The August 11, 2014 community response to the killing of Michael Brown, an unarmed teenager in Ferguson, Missouri, shed a clear focus on personal and structural racism that continues to plague our nation’s history, its laws, and its criminal justice system. Our legal processes and political solutions can give some answers and provide some solace for these continued events of violence and racism, but we too need to confront our individual failings.

Faith teaches us how important it is to encounter the suffering of others. In the Bible, some of the early questions that God addresses to humanity are: “Where are you?” and “Where is your brother?” Today God asks the same of us. We must seek out and find our brothers and sisters in Ferguson, New York City, Charleston, and throughout the nation who suffer from the violence of racism. Though those with privilege can never completely grasp it, they must encounter their suffering, listen to their stories, and try to share in their pain. Pope Francis says this “culture of encounter” will give us the ability to weep with those who suffer.

Though some want to move immediately into political, policy, or even moral solutions, this approach is limited. No law, no government program, and no sermon alone will end the violence and bring complete healing to Ferguson and to the nation. So we must resist the temptation to thrust ourselves into these situations and declare ourselves the messiah with the answers. Rather we must be co-companions for the long journey towards healing, examining both racial privilege and racial oppression. We must strive to be allied for and with each other. The era of the “voice for the voiceless” is over. Everyone has a voice to be heard.

During his ministry, Jesus of Nazareth encountered many people begging for healing. While in Jericho, two blind men called out to him asking for mercy and for the gift of sight. Though the crowd tried to silence them, the men did not waver, but rather cried out “Lord, open our eyes!” Scripture tells us that Jesus was then moved with compassion for them and gave them their sight.

What truth do we discover in Ferguson when we encounter the suffering there, and our own blind spots are removed?

We first see that the outward violence that has plagued Ferguson since Brown’s killing didn’t begin on the streets that afternoon. Rather, it is the fruit of the invisible violence that plagues our communities every day. It is the violence of institutions, too often including the police, that fail to serve their people. It is the violence of the disproportionate mass incarceration of people of color and minorities. It is the violence that afflicts the poor and makes us indifferent to others’ suffering. It is the violence of inaction in the face of failing schools, decaying cities, racial discrimination in hiring, and economic disparities. It is the violence that sows distrust between people and communities because of the color of their skin.
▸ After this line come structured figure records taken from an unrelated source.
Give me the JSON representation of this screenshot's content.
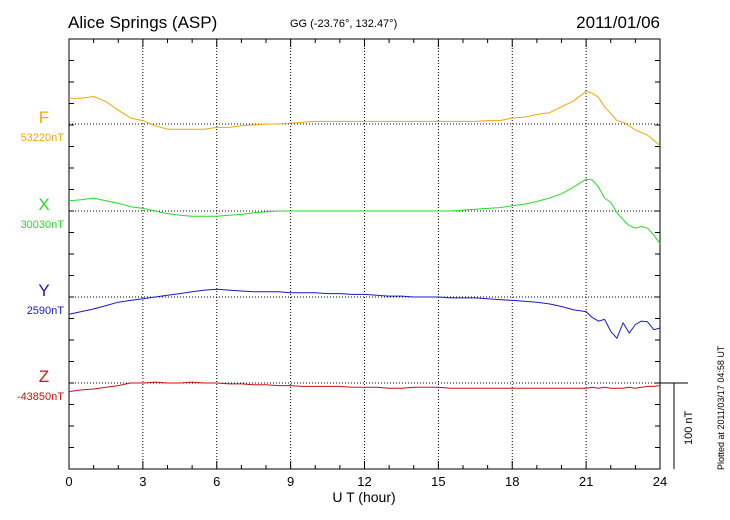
{
  "chart_data": {
    "type": "line",
    "title": "Alice Springs (ASP)",
    "coords": "GG (-23.76°, 132.47°)",
    "date": "2011/01/06",
    "xlabel": "U T (hour)",
    "xlim": [
      0,
      24
    ],
    "xticks": [
      0,
      3,
      6,
      9,
      12,
      15,
      18,
      21,
      24
    ],
    "xtick_labels": [
      "0",
      "3",
      "6",
      "9",
      "12",
      "15",
      "18",
      "21",
      "24"
    ],
    "grid": true,
    "scale_label": "100 nT",
    "footnote": "Plotted at 2011/03/17 04:58 UT",
    "series": [
      {
        "name": "F",
        "base_label": "53220nT",
        "color": "#f0a800",
        "x": [
          0,
          0.5,
          1,
          1.5,
          2,
          2.5,
          3,
          3.5,
          4,
          4.5,
          5,
          5.5,
          6,
          6.5,
          7,
          7.5,
          8,
          8.5,
          9,
          9.5,
          10,
          10.5,
          11,
          11.5,
          12,
          12.5,
          13,
          13.5,
          14,
          14.5,
          15,
          15.5,
          16,
          16.5,
          17,
          17.5,
          18,
          18.5,
          19,
          19.5,
          20,
          20.5,
          21,
          21.25,
          21.5,
          21.75,
          22,
          22.25,
          22.5,
          22.75,
          23,
          23.25,
          23.5,
          23.75,
          24
        ],
        "y": [
          30,
          30,
          32,
          26,
          16,
          7,
          4,
          -2,
          -6,
          -6,
          -6,
          -6,
          -4,
          -4,
          -2,
          -1,
          0,
          0,
          1,
          2,
          3,
          3,
          3,
          3,
          3,
          3,
          3,
          3,
          3,
          3,
          3,
          3,
          3,
          3,
          4,
          4,
          7,
          8,
          11,
          13,
          20,
          27,
          38,
          36,
          31,
          20,
          12,
          4,
          2,
          -2,
          -7,
          -10,
          -13,
          -19,
          -25
        ]
      },
      {
        "name": "X",
        "base_label": "30030nT",
        "color": "#22dd22",
        "x": [
          0,
          0.5,
          1,
          1.5,
          2,
          2.5,
          3,
          3.5,
          4,
          4.5,
          5,
          5.5,
          6,
          6.5,
          7,
          7.5,
          8,
          8.5,
          9,
          9.5,
          10,
          10.5,
          11,
          11.5,
          12,
          12.5,
          13,
          13.5,
          14,
          14.5,
          15,
          15.5,
          16,
          16.5,
          17,
          17.5,
          18,
          18.5,
          19,
          19.5,
          20,
          20.5,
          21,
          21.25,
          21.5,
          21.75,
          22,
          22.25,
          22.5,
          22.75,
          23,
          23.25,
          23.5,
          23.75,
          24
        ],
        "y": [
          12,
          13,
          15,
          12,
          9,
          5,
          3,
          0,
          -3,
          -5,
          -6,
          -6,
          -6,
          -5,
          -4,
          -2,
          -1,
          0,
          0,
          0,
          0,
          0,
          0,
          0,
          0,
          0,
          0,
          0,
          0,
          0,
          0,
          0,
          1,
          2,
          3,
          4,
          6,
          8,
          11,
          15,
          20,
          28,
          37,
          36,
          28,
          15,
          10,
          -2,
          -10,
          -17,
          -20,
          -18,
          -20,
          -28,
          -38
        ]
      },
      {
        "name": "Y",
        "base_label": "2590nT",
        "color": "#1a1acc",
        "x": [
          0,
          0.5,
          1,
          1.5,
          2,
          2.5,
          3,
          3.5,
          4,
          4.5,
          5,
          5.5,
          6,
          6.5,
          7,
          7.5,
          8,
          8.5,
          9,
          9.5,
          10,
          10.5,
          11,
          11.5,
          12,
          12.5,
          13,
          13.5,
          14,
          14.5,
          15,
          15.5,
          16,
          16.5,
          17,
          17.5,
          18,
          18.5,
          19,
          19.5,
          20,
          20.5,
          21,
          21.25,
          21.5,
          21.75,
          22,
          22.25,
          22.5,
          22.75,
          23,
          23.25,
          23.5,
          23.75,
          24
        ],
        "y": [
          -20,
          -17,
          -14,
          -10,
          -6,
          -4,
          -2,
          0,
          2,
          4,
          6,
          8,
          9,
          8,
          7,
          6,
          6,
          6,
          5,
          5,
          5,
          4,
          4,
          3,
          3,
          2,
          1,
          1,
          0,
          0,
          0,
          -1,
          -1,
          -1,
          -2,
          -3,
          -4,
          -5,
          -6,
          -8,
          -11,
          -15,
          -17,
          -24,
          -28,
          -26,
          -40,
          -48,
          -30,
          -42,
          -32,
          -28,
          -29,
          -38,
          -36
        ]
      },
      {
        "name": "Z",
        "base_label": "-43850nT",
        "color": "#cc1111",
        "x": [
          0,
          0.5,
          1,
          1.5,
          2,
          2.5,
          3,
          3.5,
          4,
          4.5,
          5,
          5.5,
          6,
          6.5,
          7,
          7.5,
          8,
          8.5,
          9,
          9.5,
          10,
          10.5,
          11,
          11.5,
          12,
          12.5,
          13,
          13.5,
          14,
          14.5,
          15,
          15.5,
          16,
          16.5,
          17,
          17.5,
          18,
          18.5,
          19,
          19.5,
          20,
          20.5,
          21,
          21.25,
          21.5,
          21.75,
          22,
          22.25,
          22.5,
          22.75,
          23,
          23.25,
          23.5,
          23.75,
          24
        ],
        "y": [
          -10,
          -8,
          -7,
          -5,
          -3,
          0,
          0,
          1,
          0,
          0,
          1,
          0,
          0,
          -1,
          -1,
          -2,
          -2,
          -3,
          -3,
          -4,
          -4,
          -4,
          -4,
          -5,
          -5,
          -5,
          -6,
          -6,
          -5,
          -5,
          -5,
          -6,
          -6,
          -6,
          -6,
          -6,
          -6,
          -6,
          -6,
          -6,
          -6,
          -6,
          -6,
          -5,
          -6,
          -5,
          -6,
          -6,
          -6,
          -5,
          -6,
          -5,
          -4,
          -4,
          -3
        ]
      }
    ]
  }
}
This violence isn’t always as attended to as the gunshot that killed Michael Brown, but it’s just as deadly.

Nearly eight years after the election of President Barack Obama, we must acknowledge that racism is still very much alive in our nation, and even in our churches. In fact, when we end the carnival of naiveté around this issue and remove the masks, we will see the truth: individual and structural racism is tearing at the very fabric of our nation. It’s cloaked in seemingly different and even benign issues such as tax codes, school districts, the criminal justice system, and the allocation of federal resources. We experience this racism in our own lives and in our own hearts—even in perhaps the smallest of ways. No one is truly beyond it. It’s a broken part of us that is twisted up in our own lives, our own histories, and our own failings. But when we acknowledge its presence in our lives and in our communities, we can join with the Psalmist and cry out: “Forgive us, Lord, for we have sinned!”

This first step of encounter and acknowledgment can begin the journey of reconciliation for our communities and our nation. Archbishop Desmond Tutu said it well: “true reconciliation exposes the awfulness, the abuse, the hurt, the truth. …It is a risky undertaking but in the end it is worthwhile, because in the end only an honest confrontation with reality can bring real healing.”
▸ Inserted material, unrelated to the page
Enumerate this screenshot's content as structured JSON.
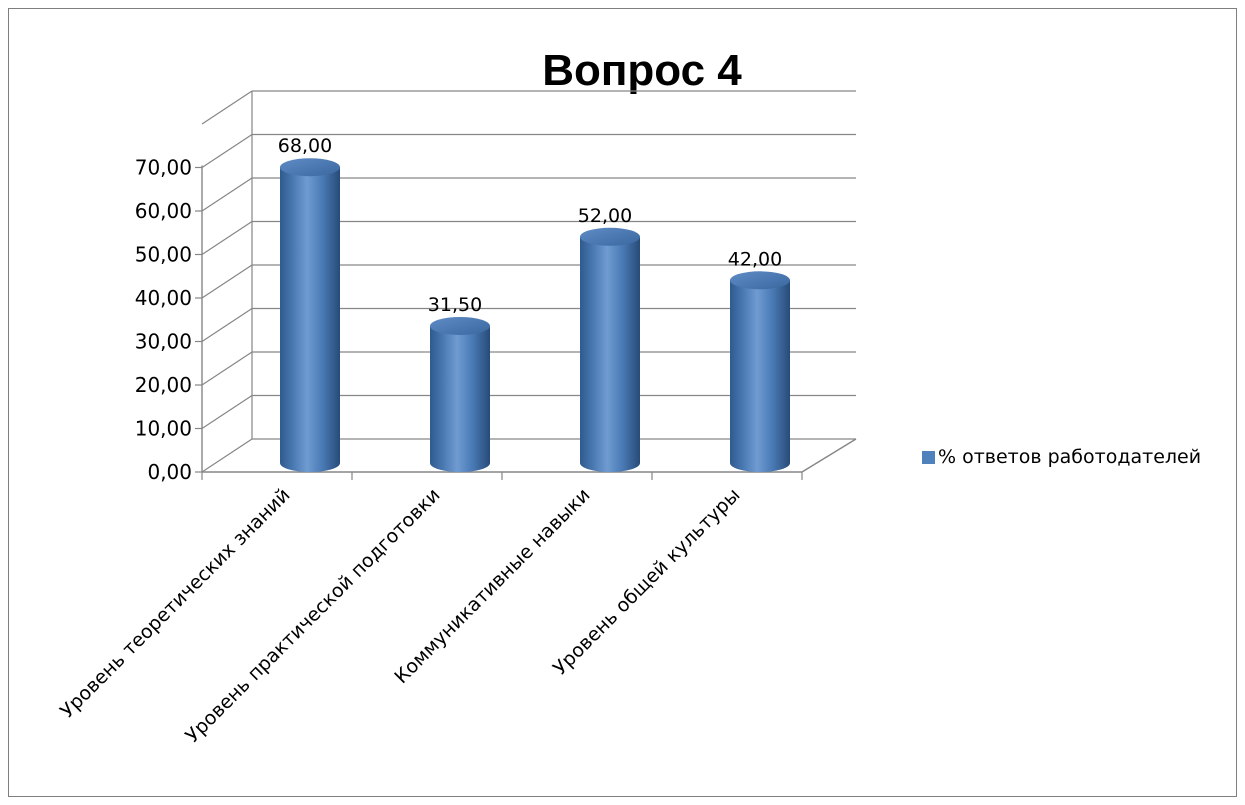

Today, we must be those people of Jericho. We must cry out and ask God to remove the masks that blind us. The road of encountering human suffering and the invisible and institutional violence that precedes it is uncomfortable, but it isn’t sterile. It will allow us to see the grittiness of the truth and to experience the gift of reconciliation and healing that will bind the wounds that divide us and allow us to move forward as a community and as a nation.